Bob the Reader: a swipe-based reader for AI papers, built on a commute
My commute to work is a little under an hour each way, and for most of this year I have been quietly furious about it. Not the commute itself, which is fine, but the fact that I would step out of the train every morning having scrolled through a feed I could not name a single thing from. Two hours a day of attention, gone, and the most generous accounting of what I had done with it was that I had looked at images of food. The guilt was specific and recurring. I kept thinking, there is no way the only available shape for an hour of phone time is the one I keep falling into.
What I actually wanted, in the abstract, was to read more papers. What I actually did, in the concrete, was open Twitter. The gap between those two things is not a willpower gap. It is an interface gap. Reading papers requires you to open a tab, find a PDF, decide whether to read it, scroll, fail, close the tab, feel bad. Scrolling Twitter requires you to flick a thumb. The interface is doing all of the work, and the interface for papers is, charitably, hostile.

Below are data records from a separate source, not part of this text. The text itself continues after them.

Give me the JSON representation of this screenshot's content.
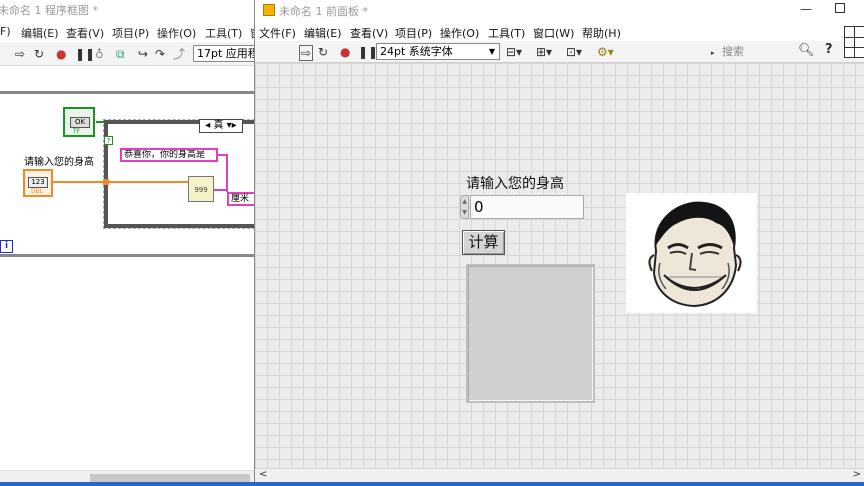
{
  "block_diagram": {
    "title": "未命名 1 程序框图 *",
    "menu": [
      "F)",
      "编辑(E)",
      "查看(V)",
      "项目(P)",
      "操作(O)",
      "工具(T)",
      "窗"
    ],
    "font_select": "17pt 应用程",
    "ok_button_label": "OK",
    "ok_terminal_text": "TF",
    "stop_terminal": "?",
    "numeric_control_label": "请输入您的身高",
    "numeric_terminal_text": "123",
    "numeric_terminal_type": "DBL",
    "case_selector": "真",
    "string_constant_1": "恭喜你，你的身高是",
    "string_constant_2": "厘米",
    "num_to_string_text": "999",
    "iteration_terminal": "i"
  },
  "front_panel": {
    "title": "未命名 1 前面板 *",
    "menu": [
      "文件(F)",
      "编辑(E)",
      "查看(V)",
      "项目(P)",
      "操作(O)",
      "工具(T)",
      "窗口(W)",
      "帮助(H)"
    ],
    "font_select": "24pt 系统字体",
    "search_placeholder": "搜索",
    "numeric_label": "请输入您的身高",
    "numeric_value": "0",
    "calc_button_label": "计算"
  },
  "icons": [
    "run-arrow-icon",
    "run-continuous-icon",
    "abort-icon",
    "pause-icon",
    "highlight-icon",
    "retain-wire-icon",
    "step-into-icon",
    "step-over-icon",
    "step-out-icon",
    "align-icon",
    "distribute-icon",
    "resize-icon",
    "reorder-icon",
    "search-icon",
    "help-icon",
    "connector-pane-icon"
  ],
  "colors": {
    "numeric_wire": "#f08a24",
    "string_wire": "#e040c0",
    "boolean": "#1e8f2b",
    "panel_grid": "#ebebeb"
  }
}
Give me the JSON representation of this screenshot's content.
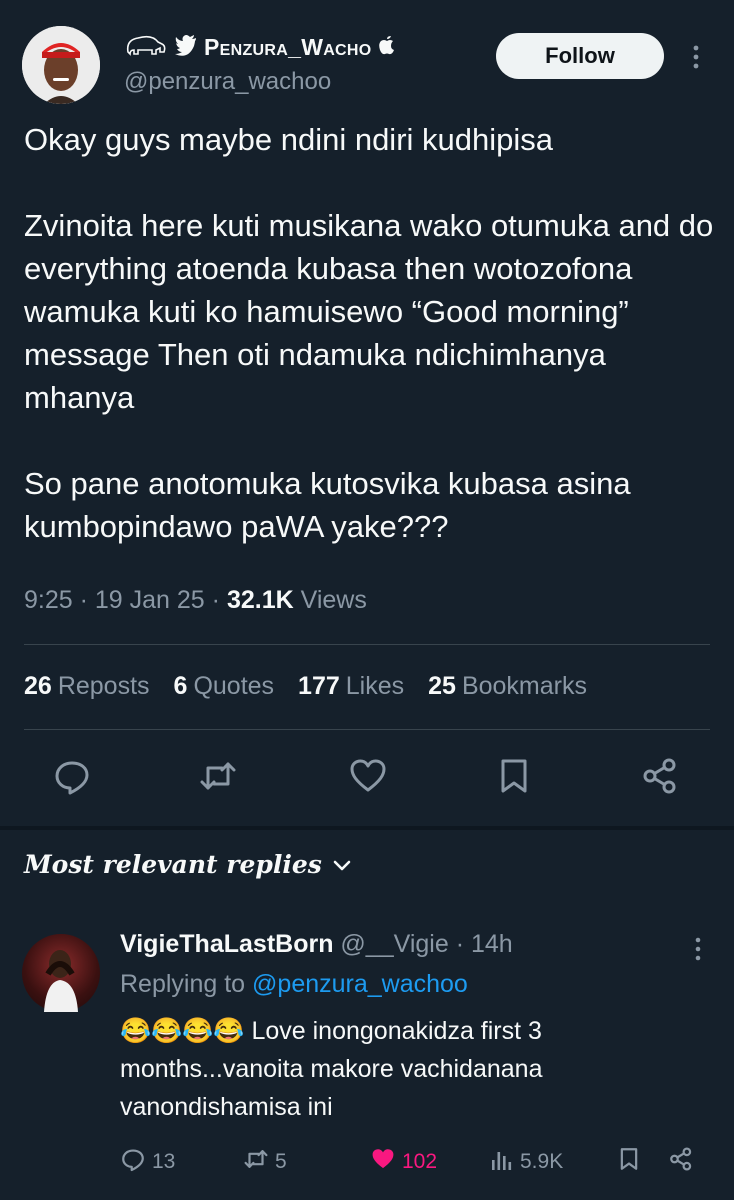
{
  "author": {
    "display_name": "Penzura_Wacho",
    "handle": "@penzura_wachoo",
    "follow_label": "Follow"
  },
  "tweet": {
    "text": "Okay guys maybe ndini ndiri kudhipisa\n\nZvinoita here kuti musikana wako otumuka and do everything atoenda kubasa then wotozofona wamuka kuti ko hamuisewo “Good morning” message Then oti ndamuka ndichimhanya mhanya\n\nSo pane anotomuka kutosvika kubasa asina kumbopindawo paWA yake???",
    "time": "9:25",
    "date": "19 Jan 25",
    "views_count": "32.1K",
    "views_label": "Views"
  },
  "stats": [
    {
      "count": "26",
      "label": "Reposts"
    },
    {
      "count": "6",
      "label": "Quotes"
    },
    {
      "count": "177",
      "label": "Likes"
    },
    {
      "count": "25",
      "label": "Bookmarks"
    }
  ],
  "actions": [
    "reply-icon",
    "repost-icon",
    "like-icon",
    "bookmark-icon",
    "share-icon"
  ],
  "replies_header": "Most relevant replies",
  "reply": {
    "name": "VigieThaLastBorn",
    "handle": "@__Vigie",
    "age": "14h",
    "replying_prefix": "Replying to",
    "replying_to": "@penzura_wachoo",
    "text": "😂😂😂😂 Love inongonakidza first 3 months...vanoita makore vachidanana vanondishamisa ini",
    "replies": "13",
    "reposts": "5",
    "likes": "102",
    "views": "5.9K"
  },
  "colors": {
    "background": "#15202b",
    "accent": "#1d9bf0",
    "like_pink": "#f91880",
    "muted": "#8b98a5"
  }
}
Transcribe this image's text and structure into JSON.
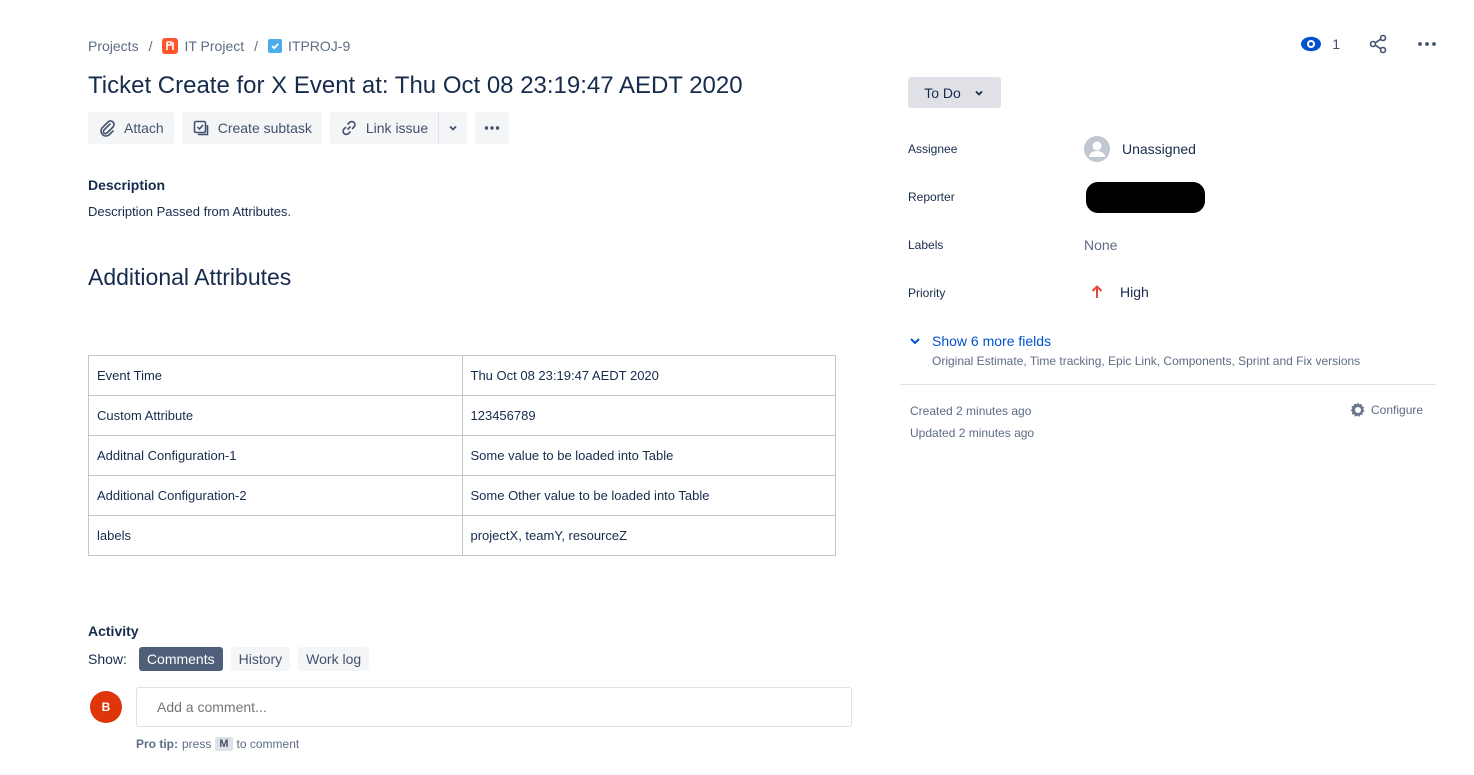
{
  "breadcrumb": {
    "root": "Projects",
    "project": "IT Project",
    "issue_key": "ITPROJ-9",
    "separator": "/"
  },
  "issue": {
    "title": "Ticket Create for X Event at: Thu Oct 08 23:19:47 AEDT 2020"
  },
  "toolbar": {
    "attach": "Attach",
    "create_subtask": "Create subtask",
    "link_issue": "Link issue"
  },
  "description": {
    "heading": "Description",
    "text": "Description Passed from Attributes."
  },
  "additional": {
    "heading": "Additional Attributes",
    "rows": [
      {
        "key": "Event Time",
        "value": "Thu Oct 08 23:19:47 AEDT 2020"
      },
      {
        "key": "Custom Attribute",
        "value": "123456789"
      },
      {
        "key": "Additnal Configuration-1",
        "value": "Some value to be loaded into Table"
      },
      {
        "key": "Additional Configuration-2",
        "value": "Some Other value to be loaded into Table"
      },
      {
        "key": "labels",
        "value": "projectX, teamY, resourceZ"
      }
    ]
  },
  "activity": {
    "heading": "Activity",
    "show_label": "Show:",
    "tabs": [
      "Comments",
      "History",
      "Work log"
    ],
    "active_tab": "Comments",
    "avatar_initial": "B",
    "comment_placeholder": "Add a comment...",
    "protip_label": "Pro tip:",
    "protip_press": "press",
    "protip_key": "M",
    "protip_suffix": "to comment"
  },
  "header_actions": {
    "watchers_count": "1"
  },
  "status": {
    "label": "To Do"
  },
  "fields": {
    "assignee_label": "Assignee",
    "assignee_value": "Unassigned",
    "reporter_label": "Reporter",
    "labels_label": "Labels",
    "labels_value": "None",
    "priority_label": "Priority",
    "priority_value": "High"
  },
  "more_fields": {
    "label": "Show 6 more fields",
    "sub": "Original Estimate, Time tracking, Epic Link, Components, Sprint and Fix versions"
  },
  "meta": {
    "created": "Created 2 minutes ago",
    "updated": "Updated 2 minutes ago",
    "configure": "Configure"
  },
  "colors": {
    "text": "#172b4d",
    "link": "#0052cc",
    "priority_high": "#e5493a",
    "avatar_b": "#de350b",
    "project_icon": "#ff5630",
    "task_icon": "#4bade8"
  }
}
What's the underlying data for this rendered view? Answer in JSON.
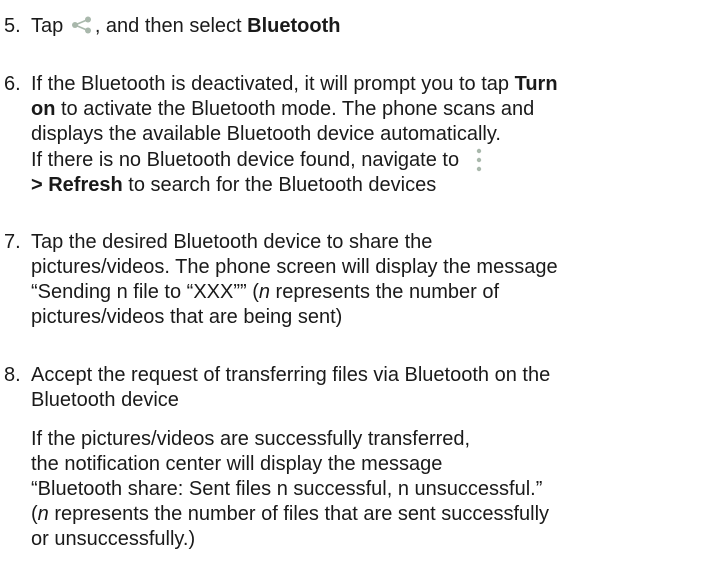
{
  "steps": [
    {
      "number": "5.",
      "text_before_icon": "Tap ",
      "icon": "share-icon",
      "text_after_icon": ", and then select ",
      "bold": "Bluetooth"
    },
    {
      "number": "6.",
      "l1_text": "If the Bluetooth is deactivated, it will prompt you to tap ",
      "l1_bold": "Turn",
      "l2_bold": "on",
      "l2_text": " to activate the Bluetooth mode. The phone scans and",
      "l3_text": "displays the available Bluetooth device automatically.",
      "l4_text": "If there is no Bluetooth device found, navigate to",
      "l4_icon": "more-options-icon",
      "l5_bold": "> Refresh",
      "l5_text": " to search for the Bluetooth devices"
    },
    {
      "number": "7.",
      "l1_text": "Tap the desired Bluetooth device to share the",
      "l2_text": "pictures/videos. The phone screen will display the message",
      "l3_text": "“Sending n file to “XXX”” (",
      "l3_italic": "n",
      "l3_text_after": " represents the number of",
      "l4_text": "pictures/videos that are being sent)"
    },
    {
      "number": "8.",
      "l1_text": "Accept the request of transferring files via Bluetooth on the",
      "l2_text": "Bluetooth device",
      "p2_l1": "If the pictures/videos are successfully transferred,",
      "p2_l2": "the notification center will display the message",
      "p2_l3": "“Bluetooth share: Sent files n successful, n unsuccessful.”",
      "p2_l4_open": "(",
      "p2_l4_italic": "n",
      "p2_l4_text": " represents the number of files that are sent successfully",
      "p2_l5": "or unsuccessfully.)"
    }
  ],
  "colors": {
    "text": "#1a1a1a",
    "icon": "#a9b8ac"
  }
}
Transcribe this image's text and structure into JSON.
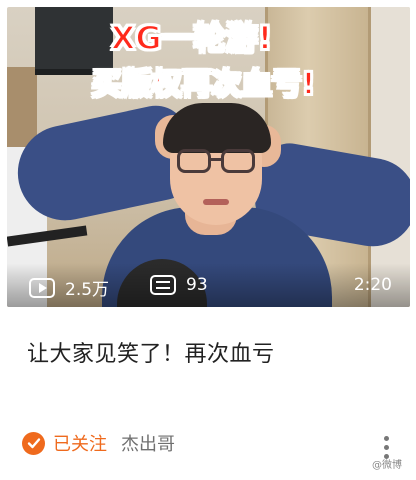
{
  "video": {
    "thumbnail": {
      "title_line1": "XG一轮游!",
      "title_line2": "买版权再次血亏!"
    },
    "stats": {
      "plays": "2.5万",
      "comments": "93",
      "duration": "2:20"
    },
    "caption": "让大家见笑了！再次血亏"
  },
  "author": {
    "follow_status": "已关注",
    "name": "杰出哥"
  },
  "watermark": "@微博",
  "icons": {
    "play": "play-icon",
    "comment": "comment-icon",
    "followed": "check-circle-icon",
    "more": "more-vertical-icon"
  },
  "colors": {
    "accent": "#ef6a1d",
    "title_red": "#ff2a1c"
  }
}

So I started thinking about what it would take to make reading papers have the shape of the thing I actually do on the train. The answer that kept coming back to me was the swipe. Tinder figured out years ago that a single binary gesture, applied to a stack of cards, is one of the most addictive interaction patterns ever designed. The reason I was losing two hours a day to a feed was not because the feed was good. It was because the swipe is good. And nothing about the swipe requires its content to be people. You can put anything on the card. So I put papers on the card, named the panda that lives behind the cards Bob, and spent the next several weeks of commutes building him.
The fun part, and the part this post is about, is what had to be true on the backend for the swipe to actually be useful. A swipe over garbage is just a fidget toy. The whole project lives or dies on whether the next card you see is one you actually want to see, and whether the panda on the other side of it has anything intelligent to say. Both of those are AI problems, and that is what I want to walk through.
The card is the unit of personalization, so the card has to be cheap
Every morning a job pulls fresh papers from arXiv and Hugging Face into a Mongo collection. I do not store the PDFs, because the PDF is not the product. The card is the product. Each card needs four things: a clean title, a tight summary you can read in the time it takes to swipe, a set of normalized topic tags, and a one-line opinionated take that I generate ahead of time and bake into the card. That last piece is what separates the experience from a feed reader, and I want to come back to it.
The summary I get for free, because the abstract is already a summary written by people whose academic survival depends on it being a good summary. I run each abstract through a small cleanup pass that strips LaTeX residue, normalizes the whitespace, and trims it to roughly two hundred words, but the structure is the author's. The tags are generated from the abstract by a small classifier prompt that picks from a controlled vocabulary of about sixty topics. I do not let the LLM hallucinate new tags, because the moment you let tags drift, your personalization signal becomes noise. Every paper has to be projectable into the same fixed-dimensional space, otherwise the recommender at the bottom of this post does not work.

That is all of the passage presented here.